Le premier juge de France répond à ceux qui dénoncent un « gouvernement des juges »
POLITIQUE – À droite et à l’extrême droite, c’est une rengaine. Des « juges rouges », « trop laxistes », appliqueraient des « décisions politiques ». Pas assez sévères avec certains – le cas des comparutions immédiates qui ont suivi les violences le soir de la victoire du PSG en Ligue des champions l’illustre -, trop sévères avec d’autres. Ce qui est de nature à « inquiéter » le Conseil supérieur de la magistrature et à « préoccuper » le premier juge de France, Christophe Soulard.
« Il y a incontestablement un populisme anti-judiciaire qui consiste à laisser penser que les juges auraient pris le pouvoir, qu’ils empêcheraient le législateur d’adopter les lois qu’il veut, qu’ils empêcheraient le gouvernement de gouverner », assure-t-il dans une interview accordée à Mediapart ce samedi 7 juin.
À entendre le premier président de la Cour de cassation, il y a un aspect nouveau à ce « populisme anti-judiciaire » qui a toujours existé. Désormais, pointe-t-il, il est aussi porté par « des personnes qui occupaient ou qui occupent encore des positions institutionnelles relativement importantes, des hommes et des femmes politiques de premier plan ». Christophe Soulard ne les mentionne pas explicitement, mais impossible de ne pas penser à Marine Le Pen et Jordan Bardella qui, après la condamnation de 24 membres de l’ex-FN le 31 mars, n’ont pas hésité à fustiger une « tyrannie des juges » et « une négation de l’État de droit ». Certains médias d’extrême droite s’en étaient alors pris nommément à la présidente du tribunal correctionnel, Bénédicte de Perthuis.
Mais au-delà du RN, ces critiques virulentes de la justice se sont répandues sur un champ plus large, allant jusqu’à faire dire à Gérald Darmanin, pourtant Garde des sceaux, son « impression d’indulgence laxiste » le 4 juin. « Il y a eu une époque où cela était réservé à certains courants un peu marginaux, un peu à part. Aujourd’hui, le champ des personnes capables de tenir ce discours populiste s’est véritablement élargi », observe Christophe Soulard. Rappelant que le juge ne fait « qu’appliquer la loi », l’ancien président de chambre à la Cour de cassation explique qu’il « reste dans son registre » et « ne s’oppose en rien à la souveraineté populaire puisqu’il applique des lois qui sont, par définition, issues de la souveraineté populaire ».
Le « gouvernement des juges », expression maintes fois reprise à l’extrême droite, « n’a aucune raison, aucune d’assise.
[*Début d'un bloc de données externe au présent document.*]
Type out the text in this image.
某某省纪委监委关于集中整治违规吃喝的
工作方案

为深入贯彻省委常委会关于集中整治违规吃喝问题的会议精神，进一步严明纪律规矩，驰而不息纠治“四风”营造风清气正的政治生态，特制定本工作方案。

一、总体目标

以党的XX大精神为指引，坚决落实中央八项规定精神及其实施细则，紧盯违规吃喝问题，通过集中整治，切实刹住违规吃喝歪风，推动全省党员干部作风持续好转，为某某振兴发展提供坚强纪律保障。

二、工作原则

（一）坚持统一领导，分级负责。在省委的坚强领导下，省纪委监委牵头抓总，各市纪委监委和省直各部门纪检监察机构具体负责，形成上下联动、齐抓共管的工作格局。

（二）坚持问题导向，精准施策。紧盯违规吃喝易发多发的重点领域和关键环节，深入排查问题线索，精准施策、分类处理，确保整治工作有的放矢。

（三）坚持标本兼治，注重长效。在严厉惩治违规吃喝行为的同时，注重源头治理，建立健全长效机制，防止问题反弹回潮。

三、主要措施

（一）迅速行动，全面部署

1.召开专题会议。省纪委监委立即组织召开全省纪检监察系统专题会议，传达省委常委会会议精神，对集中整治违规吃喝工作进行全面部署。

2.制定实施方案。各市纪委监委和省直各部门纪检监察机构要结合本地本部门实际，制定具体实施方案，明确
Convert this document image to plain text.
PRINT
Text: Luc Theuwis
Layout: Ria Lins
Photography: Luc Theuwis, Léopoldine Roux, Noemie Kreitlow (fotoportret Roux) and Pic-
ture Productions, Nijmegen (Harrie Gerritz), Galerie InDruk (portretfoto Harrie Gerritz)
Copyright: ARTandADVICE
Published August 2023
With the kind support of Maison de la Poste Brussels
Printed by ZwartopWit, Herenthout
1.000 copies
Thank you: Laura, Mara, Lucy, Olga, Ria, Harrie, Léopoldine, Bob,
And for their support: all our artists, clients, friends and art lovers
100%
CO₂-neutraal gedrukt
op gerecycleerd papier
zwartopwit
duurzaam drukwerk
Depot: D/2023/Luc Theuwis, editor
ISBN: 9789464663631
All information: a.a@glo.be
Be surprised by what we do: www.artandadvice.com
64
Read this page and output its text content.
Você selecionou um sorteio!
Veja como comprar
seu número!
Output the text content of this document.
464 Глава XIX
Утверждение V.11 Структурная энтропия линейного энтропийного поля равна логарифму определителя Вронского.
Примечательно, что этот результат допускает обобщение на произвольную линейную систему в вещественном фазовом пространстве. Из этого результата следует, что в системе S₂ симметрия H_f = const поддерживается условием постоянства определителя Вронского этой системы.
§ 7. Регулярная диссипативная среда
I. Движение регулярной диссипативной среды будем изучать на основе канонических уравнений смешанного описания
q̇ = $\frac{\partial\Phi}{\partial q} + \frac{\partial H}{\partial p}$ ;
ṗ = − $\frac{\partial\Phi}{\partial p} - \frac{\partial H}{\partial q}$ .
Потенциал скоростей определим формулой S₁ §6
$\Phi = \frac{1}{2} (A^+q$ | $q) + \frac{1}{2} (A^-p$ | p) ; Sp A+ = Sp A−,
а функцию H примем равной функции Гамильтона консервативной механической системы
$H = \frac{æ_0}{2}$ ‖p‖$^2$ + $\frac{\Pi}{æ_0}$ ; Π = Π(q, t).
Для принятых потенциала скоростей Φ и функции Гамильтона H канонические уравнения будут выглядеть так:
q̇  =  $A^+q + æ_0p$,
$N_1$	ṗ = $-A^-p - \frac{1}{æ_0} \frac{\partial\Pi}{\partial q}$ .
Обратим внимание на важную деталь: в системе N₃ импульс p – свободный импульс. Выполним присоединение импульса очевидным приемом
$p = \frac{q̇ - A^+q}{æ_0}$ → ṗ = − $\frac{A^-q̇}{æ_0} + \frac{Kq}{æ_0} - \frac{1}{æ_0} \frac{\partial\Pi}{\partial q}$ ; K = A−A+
Elle ne correspond ni à notre ordre institutionnel ni à aucune espèce de réalité », démonte Christophe Soulard. Il reconnaît que par manque de communication et par impossibilité de répliquer, la justice pêche parfois sur l’explication de son fonctionnement. « Vous verrez que, de plus en plus, les magistrats, essaieront de communiquer, assure-t-il. Il faut pouvoir expliquer nos décisions, mettre en évidence que celles-ci sont le résultat d’un processus très rigoureux, dans lequel les juges ont entendu de manière contradictoire tous les points de vue ».